Pa called me Sony, after a pair of broken, beloved earphones I crushed from the weight of my head on the pillow. Kamala didn't sound as endearing. It sounded bland, though it evoked the exotic lotus, it had nothing to do with the excitable headphones-plugged-into-nothing me. Invisible air traffic controller me. Oversized headphones with the whip-trailing jack me. And so on.

In the end, I just sat next to my father as he packed, the morning scent of Old Spice and turmeric scented sweat strong in the living room. Pa wore his cotton sarong across his waist and a thin undershirt that exposed the cotton thread across his chest. It'd been a year since he gave up the old shaving custom with the sandalwood scented brush, but he still packed it among his things in the dented puce plastic shell suitcase he smuggled from Hyderabad four years ago.

("Just this once, Nidhi," he told Ma, "I'll buy a new suitcase in India and chuck this one."

"You'd better.")

He went on to inventory everything, from tidy-whities to starched slacks and Allen Solly collared shirts and folded them into the confines of his luggage. Everything was a size small; he wasn't a big man. In fact, he was a few inches shorter than my mother, and when we took the requisite family pictures years ago, he told the photographer that he refused to stand on a box.

(Ma hated him forever afterwards, saying that the pictures made her look like a sore middle finger in the innocuous cloud canvas background.)

He then tucked an scratched golden watch with a note wrapped around it between the shirts. ("They want everything in writing," he said, before repacking the shirts.) And he looked at me, his dark nose crooked in the light of the dimming Tiffany lamp.

"Maybe you can come in my suitcase," Pa suggested, running his hands through his thinning hair. He rubbed oil on his head pre-bath, and his scalp was luminescent and smelled of luscious coconut.
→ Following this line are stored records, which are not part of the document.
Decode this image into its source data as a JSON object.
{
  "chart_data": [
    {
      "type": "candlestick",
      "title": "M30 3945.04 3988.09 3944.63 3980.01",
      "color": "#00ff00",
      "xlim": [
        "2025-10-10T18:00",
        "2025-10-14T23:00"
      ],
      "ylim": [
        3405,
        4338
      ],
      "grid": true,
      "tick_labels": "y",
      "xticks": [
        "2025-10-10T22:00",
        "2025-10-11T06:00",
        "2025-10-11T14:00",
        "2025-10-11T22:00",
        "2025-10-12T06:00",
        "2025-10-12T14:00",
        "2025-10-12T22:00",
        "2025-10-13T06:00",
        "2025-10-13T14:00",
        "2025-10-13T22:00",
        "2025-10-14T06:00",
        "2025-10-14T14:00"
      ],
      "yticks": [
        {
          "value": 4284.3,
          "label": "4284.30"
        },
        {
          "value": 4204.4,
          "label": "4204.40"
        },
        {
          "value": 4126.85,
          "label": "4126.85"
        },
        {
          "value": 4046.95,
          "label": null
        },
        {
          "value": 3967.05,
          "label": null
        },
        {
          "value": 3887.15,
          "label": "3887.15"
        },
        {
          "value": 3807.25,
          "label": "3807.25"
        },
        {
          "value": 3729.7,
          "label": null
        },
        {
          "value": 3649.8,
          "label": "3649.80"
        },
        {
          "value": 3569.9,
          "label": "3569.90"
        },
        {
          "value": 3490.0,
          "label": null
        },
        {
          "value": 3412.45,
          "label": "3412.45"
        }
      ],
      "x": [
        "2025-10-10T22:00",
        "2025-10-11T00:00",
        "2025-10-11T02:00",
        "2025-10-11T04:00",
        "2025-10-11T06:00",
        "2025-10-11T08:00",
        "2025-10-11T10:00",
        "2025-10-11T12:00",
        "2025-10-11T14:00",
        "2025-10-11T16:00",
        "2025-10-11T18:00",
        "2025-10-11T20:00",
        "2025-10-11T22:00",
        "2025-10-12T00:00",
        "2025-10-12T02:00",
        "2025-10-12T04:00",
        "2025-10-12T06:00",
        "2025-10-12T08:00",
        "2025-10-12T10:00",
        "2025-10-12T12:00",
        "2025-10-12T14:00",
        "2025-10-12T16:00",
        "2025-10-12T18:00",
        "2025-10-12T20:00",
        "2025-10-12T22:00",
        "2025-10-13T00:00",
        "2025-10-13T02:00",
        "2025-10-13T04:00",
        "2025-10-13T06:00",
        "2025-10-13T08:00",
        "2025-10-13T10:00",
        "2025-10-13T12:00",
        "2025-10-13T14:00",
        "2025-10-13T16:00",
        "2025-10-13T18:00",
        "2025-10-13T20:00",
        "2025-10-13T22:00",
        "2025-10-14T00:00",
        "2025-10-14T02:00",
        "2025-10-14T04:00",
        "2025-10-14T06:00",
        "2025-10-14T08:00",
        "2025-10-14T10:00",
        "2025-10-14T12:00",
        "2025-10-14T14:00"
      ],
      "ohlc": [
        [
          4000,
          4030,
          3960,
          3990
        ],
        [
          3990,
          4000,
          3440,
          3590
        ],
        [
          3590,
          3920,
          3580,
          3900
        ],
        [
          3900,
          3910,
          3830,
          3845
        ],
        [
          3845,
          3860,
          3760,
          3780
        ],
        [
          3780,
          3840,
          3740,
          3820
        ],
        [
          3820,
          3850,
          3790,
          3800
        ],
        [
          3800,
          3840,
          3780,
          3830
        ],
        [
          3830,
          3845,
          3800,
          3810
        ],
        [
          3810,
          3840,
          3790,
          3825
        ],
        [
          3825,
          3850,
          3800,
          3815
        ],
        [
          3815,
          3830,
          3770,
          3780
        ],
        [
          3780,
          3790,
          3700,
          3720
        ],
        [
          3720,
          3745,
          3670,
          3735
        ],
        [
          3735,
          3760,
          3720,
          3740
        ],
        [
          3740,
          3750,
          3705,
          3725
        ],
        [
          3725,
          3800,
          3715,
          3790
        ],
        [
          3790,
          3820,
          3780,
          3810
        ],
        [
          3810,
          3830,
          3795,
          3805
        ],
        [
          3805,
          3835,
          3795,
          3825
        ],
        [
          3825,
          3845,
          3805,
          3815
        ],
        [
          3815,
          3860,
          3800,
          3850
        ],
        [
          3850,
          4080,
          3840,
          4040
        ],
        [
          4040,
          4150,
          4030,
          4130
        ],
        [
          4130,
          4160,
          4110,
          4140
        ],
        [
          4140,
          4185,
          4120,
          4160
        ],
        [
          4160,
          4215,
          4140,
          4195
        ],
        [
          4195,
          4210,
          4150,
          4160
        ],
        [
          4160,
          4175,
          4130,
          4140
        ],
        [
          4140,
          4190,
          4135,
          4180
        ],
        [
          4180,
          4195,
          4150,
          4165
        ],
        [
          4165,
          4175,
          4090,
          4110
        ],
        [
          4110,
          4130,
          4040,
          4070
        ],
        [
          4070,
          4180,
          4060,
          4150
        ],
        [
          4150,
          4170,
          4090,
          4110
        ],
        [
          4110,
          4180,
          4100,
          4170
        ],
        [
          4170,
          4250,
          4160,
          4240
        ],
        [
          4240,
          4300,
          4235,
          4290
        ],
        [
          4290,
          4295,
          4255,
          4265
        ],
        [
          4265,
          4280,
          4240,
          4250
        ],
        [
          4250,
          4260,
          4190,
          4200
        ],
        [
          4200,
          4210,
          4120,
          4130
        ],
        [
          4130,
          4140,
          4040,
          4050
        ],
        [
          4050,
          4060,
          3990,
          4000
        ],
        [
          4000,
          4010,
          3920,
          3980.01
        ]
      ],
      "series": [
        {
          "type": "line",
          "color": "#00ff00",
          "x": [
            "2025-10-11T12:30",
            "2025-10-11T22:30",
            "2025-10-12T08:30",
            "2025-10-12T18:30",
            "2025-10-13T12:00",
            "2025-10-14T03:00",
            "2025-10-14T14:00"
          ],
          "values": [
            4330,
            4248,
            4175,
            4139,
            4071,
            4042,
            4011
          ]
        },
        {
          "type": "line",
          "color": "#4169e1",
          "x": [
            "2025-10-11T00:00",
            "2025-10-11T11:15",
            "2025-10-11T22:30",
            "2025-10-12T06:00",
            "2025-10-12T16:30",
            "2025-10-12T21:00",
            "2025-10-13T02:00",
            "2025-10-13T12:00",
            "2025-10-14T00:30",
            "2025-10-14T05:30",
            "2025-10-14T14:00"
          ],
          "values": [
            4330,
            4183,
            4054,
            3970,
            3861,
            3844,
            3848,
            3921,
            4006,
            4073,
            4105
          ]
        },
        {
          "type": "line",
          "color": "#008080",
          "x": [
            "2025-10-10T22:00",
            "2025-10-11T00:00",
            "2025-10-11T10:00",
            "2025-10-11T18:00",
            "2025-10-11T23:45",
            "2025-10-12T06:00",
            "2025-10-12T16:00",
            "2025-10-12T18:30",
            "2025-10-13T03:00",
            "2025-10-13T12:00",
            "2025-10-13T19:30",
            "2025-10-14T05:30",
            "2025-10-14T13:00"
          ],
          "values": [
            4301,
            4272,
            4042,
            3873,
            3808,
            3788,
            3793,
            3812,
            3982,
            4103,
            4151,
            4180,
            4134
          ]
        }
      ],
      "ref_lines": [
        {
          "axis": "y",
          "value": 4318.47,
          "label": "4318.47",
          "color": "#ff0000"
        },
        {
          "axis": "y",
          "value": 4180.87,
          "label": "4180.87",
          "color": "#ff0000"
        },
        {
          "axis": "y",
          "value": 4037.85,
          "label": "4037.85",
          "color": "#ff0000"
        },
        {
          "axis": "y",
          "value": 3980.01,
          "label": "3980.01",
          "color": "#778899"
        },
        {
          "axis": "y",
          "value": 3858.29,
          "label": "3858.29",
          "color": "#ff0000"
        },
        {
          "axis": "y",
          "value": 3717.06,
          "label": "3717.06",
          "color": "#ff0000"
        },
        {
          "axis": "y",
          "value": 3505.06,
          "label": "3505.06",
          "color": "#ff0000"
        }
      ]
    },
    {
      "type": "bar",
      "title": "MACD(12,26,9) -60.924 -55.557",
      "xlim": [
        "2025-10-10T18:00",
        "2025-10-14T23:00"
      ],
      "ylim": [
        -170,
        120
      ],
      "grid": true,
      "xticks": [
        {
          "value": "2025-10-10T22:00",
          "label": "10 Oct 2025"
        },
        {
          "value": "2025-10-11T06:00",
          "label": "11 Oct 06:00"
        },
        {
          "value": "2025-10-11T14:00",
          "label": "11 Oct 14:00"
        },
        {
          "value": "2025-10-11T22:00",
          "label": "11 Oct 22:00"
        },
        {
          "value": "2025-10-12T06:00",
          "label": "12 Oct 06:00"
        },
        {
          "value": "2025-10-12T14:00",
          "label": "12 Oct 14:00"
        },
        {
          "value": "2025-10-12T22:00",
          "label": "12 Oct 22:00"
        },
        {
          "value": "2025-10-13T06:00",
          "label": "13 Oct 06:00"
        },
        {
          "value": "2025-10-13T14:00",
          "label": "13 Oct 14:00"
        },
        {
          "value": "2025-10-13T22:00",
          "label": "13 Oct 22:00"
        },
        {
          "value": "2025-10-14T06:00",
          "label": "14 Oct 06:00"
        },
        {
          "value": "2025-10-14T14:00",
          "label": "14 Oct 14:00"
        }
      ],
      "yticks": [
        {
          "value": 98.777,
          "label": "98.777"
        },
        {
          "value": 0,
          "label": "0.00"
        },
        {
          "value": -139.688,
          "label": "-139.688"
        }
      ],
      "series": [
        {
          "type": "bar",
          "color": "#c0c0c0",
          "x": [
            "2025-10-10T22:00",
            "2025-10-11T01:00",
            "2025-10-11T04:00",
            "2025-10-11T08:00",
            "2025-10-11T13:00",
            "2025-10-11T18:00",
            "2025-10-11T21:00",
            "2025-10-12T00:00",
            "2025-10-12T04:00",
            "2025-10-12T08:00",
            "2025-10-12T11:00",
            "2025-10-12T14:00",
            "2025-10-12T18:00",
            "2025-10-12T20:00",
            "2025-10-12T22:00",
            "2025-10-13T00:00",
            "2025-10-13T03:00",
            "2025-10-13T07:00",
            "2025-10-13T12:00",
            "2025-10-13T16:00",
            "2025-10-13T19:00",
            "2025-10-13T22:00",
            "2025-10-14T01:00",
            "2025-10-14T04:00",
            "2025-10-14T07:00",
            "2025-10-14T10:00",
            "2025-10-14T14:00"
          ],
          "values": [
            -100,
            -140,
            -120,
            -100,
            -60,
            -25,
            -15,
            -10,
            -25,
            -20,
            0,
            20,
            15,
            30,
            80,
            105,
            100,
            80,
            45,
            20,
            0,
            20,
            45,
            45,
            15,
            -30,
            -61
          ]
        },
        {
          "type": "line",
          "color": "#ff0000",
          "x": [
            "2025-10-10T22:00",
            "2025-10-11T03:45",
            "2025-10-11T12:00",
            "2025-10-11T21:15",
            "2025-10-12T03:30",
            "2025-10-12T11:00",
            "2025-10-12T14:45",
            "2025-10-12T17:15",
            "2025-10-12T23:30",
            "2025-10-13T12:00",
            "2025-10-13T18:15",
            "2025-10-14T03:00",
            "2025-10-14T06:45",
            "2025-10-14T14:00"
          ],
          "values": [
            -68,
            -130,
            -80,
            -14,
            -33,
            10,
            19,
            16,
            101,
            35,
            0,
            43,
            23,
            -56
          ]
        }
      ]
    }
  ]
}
We didn't close the blinds to the patio door, so the neighbors had a full view of my father's thinness, amplified by the sarong and the feeble chest-hairs from within his undershirt.

Just don't go! I wanted to scream, but I was weak from jumping for the past hour and a half or so and merely sucked on my carpet-tasting fingers, wanting to stop him from going upstairs to take a bath. He'd be gone for two weeks, and not nearly enough compensatory Dairy Queen vanilla soft serve ice creams would make me feel better.

Though he wouldn't leave for more than two hours, he piled his suitcases along the wall next to the front door. I watched them, sitting on the futon and pretending not to cry. I could taste the fresh and routine departure tears on the periphery of my tongue.